A zorra (carro de madeira) foi puxada por mais de mil pessoas, entre as quais elevadas figuras do Estado, desde a Fundição de Cima - o arsenal do Exército, em Santa Clara - ao Terreiro do Paço e foi necessário demolir as Portas da Cruz (da muralha fernandina) e foi aberta a Rua Nova, hoje Rua do Museu da Artilharia.
Pelo percurso, o povo foi obrigado a colocar luminárias nas ruas, dando início a grandes festejos, "com cortejos alegóricos, fogos-de-artifício, paradas militares e banquetes para a corte e para o povo". Descreve José-Augusto França: "Pombal descerrou o monumento, acompanhado pelo filho, presidente do Senado camarário, e pelo presidente da Junta do Comércio. O rei, com a família real, limitara-se a espreitar, incógnito, o desenrolar da festa, e que foi ainda marcada por uma assaz misteriosa tentativa de atentado contra o ministro."
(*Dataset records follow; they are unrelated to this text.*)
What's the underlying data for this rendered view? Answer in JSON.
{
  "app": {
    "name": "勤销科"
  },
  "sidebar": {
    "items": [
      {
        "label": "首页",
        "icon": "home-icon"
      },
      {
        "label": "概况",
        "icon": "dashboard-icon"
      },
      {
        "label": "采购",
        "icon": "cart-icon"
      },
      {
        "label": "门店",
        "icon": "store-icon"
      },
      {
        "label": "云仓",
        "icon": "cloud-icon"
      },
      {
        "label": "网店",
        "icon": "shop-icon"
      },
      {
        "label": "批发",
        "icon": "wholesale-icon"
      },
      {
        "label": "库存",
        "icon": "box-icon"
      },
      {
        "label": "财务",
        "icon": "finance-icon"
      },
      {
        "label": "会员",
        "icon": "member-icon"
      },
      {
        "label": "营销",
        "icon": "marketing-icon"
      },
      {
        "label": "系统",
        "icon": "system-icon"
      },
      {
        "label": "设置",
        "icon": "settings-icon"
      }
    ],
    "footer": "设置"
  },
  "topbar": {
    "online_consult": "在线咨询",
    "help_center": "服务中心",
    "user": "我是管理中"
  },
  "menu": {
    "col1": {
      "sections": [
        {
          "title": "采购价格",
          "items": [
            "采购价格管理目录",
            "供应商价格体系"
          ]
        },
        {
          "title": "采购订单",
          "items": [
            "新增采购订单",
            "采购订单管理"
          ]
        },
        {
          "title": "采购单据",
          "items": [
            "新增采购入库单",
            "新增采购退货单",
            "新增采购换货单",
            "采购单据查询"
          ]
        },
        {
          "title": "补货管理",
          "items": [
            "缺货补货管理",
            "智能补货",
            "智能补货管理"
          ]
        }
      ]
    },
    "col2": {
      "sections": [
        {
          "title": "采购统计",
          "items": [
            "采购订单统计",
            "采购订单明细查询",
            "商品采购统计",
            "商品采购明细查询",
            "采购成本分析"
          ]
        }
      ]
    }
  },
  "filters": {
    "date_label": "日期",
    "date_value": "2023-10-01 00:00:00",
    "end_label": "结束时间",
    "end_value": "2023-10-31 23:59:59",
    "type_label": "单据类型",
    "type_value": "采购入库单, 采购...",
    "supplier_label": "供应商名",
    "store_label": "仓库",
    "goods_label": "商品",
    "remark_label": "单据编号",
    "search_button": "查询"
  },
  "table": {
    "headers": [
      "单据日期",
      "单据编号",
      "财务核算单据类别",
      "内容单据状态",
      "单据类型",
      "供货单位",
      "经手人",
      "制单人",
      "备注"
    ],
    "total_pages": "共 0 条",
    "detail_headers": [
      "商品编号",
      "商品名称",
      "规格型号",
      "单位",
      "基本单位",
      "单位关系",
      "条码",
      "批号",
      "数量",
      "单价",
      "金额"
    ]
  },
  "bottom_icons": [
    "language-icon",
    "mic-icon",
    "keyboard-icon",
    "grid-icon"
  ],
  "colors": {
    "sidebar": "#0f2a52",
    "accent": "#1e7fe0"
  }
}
Diria este que o maior crédito da obra seriam a glória da nação e a reputação dos artistas, que por capricho foram todos nacionais.
Machado de Castro escreveria, anos depois, que os monumentos públicos "são sinais que logo à primeira vista mostram ao mundo a civilidade e as luzes que os povos têm das ciências e das artes."